The Vietnam War had required huge public expenditures and contributed to federal deficits during the Johnson and Nixon presidencies. President Reagan increased Pentagon spending as he strove to win the Cold War by forcing the Soviet Union into comparable spending that would break its economy. Then, after Clinton policies and a growing economy had restored the budget to balance, the events of 9/11 led President Bush to launch major interventions in Iraq and Afghanistan. During the same period Democrats and Republicans in Congress undertook a major domestic spending spree, with emphasis on "earmarks" that channeled billions in pork-barrel spending to their constituencies. Meantime, financial speculation and risk-taking were reaching their apex. The 2008-10 collapse followed.
Barack Obama took office in January, 2009, facing financial and economic crises for which he was not prepared. He chose initially to continue a financial-sector bailout designed in the Bush Treasury Department. One of its authors had been Tim Geithner, then president of the New York Federal Reserve. The bailout sent billions in public funds, with few strings attached, to the largest financial houses.
In forming his cabinet, Obama passed over Volcker, the hero of the post-Carter era, in favor of Geithner as Treasury Secretary. He largely delegated to Democratic congressional committee chairs the design of a nearly $1 trillion "stimulus package" which, regrettably, contained little immediate economic stimulus but instead steered money to favored congressional projects. His administration and Congress designed bailouts for the housing, auto, and banking sectors. That added further billions in federal debt and shifted unprecedented power from the private to the public sector.

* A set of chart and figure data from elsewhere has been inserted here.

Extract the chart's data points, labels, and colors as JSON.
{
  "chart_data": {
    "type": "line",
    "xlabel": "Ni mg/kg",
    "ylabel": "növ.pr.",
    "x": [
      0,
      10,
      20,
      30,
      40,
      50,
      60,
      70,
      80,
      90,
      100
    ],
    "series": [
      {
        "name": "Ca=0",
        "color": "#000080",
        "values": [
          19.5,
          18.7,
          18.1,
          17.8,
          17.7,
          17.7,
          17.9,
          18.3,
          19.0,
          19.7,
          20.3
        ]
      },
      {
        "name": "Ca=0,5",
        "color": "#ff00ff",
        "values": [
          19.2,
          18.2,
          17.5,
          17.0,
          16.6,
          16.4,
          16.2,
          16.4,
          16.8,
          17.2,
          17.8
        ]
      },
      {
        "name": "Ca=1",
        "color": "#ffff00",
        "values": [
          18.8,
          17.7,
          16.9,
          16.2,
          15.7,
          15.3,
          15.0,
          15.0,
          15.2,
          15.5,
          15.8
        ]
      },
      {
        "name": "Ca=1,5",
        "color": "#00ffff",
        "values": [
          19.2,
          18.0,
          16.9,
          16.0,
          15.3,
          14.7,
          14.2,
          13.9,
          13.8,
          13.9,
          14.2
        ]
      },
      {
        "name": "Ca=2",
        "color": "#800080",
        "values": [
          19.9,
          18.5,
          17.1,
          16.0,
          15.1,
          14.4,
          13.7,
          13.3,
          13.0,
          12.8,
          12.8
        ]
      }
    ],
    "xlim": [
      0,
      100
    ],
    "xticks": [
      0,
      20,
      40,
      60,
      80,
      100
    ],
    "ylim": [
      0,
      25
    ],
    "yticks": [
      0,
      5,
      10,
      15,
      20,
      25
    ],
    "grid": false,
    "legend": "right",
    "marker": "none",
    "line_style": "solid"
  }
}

Then, in a surprising move, Obama presented a plan to remake the health sector. Normally, such a plan would not have been attempted until financial and economic stability had been restored. Debate over the plan consumed a full year. It passed narrowly on what was largely a one-party basis and against majority public opinion. It, too, added to federal deficits. Even the most conservative official budget projections, in 2010, showed federal budget deficits of at least $1 trillion in each of the following 10 years.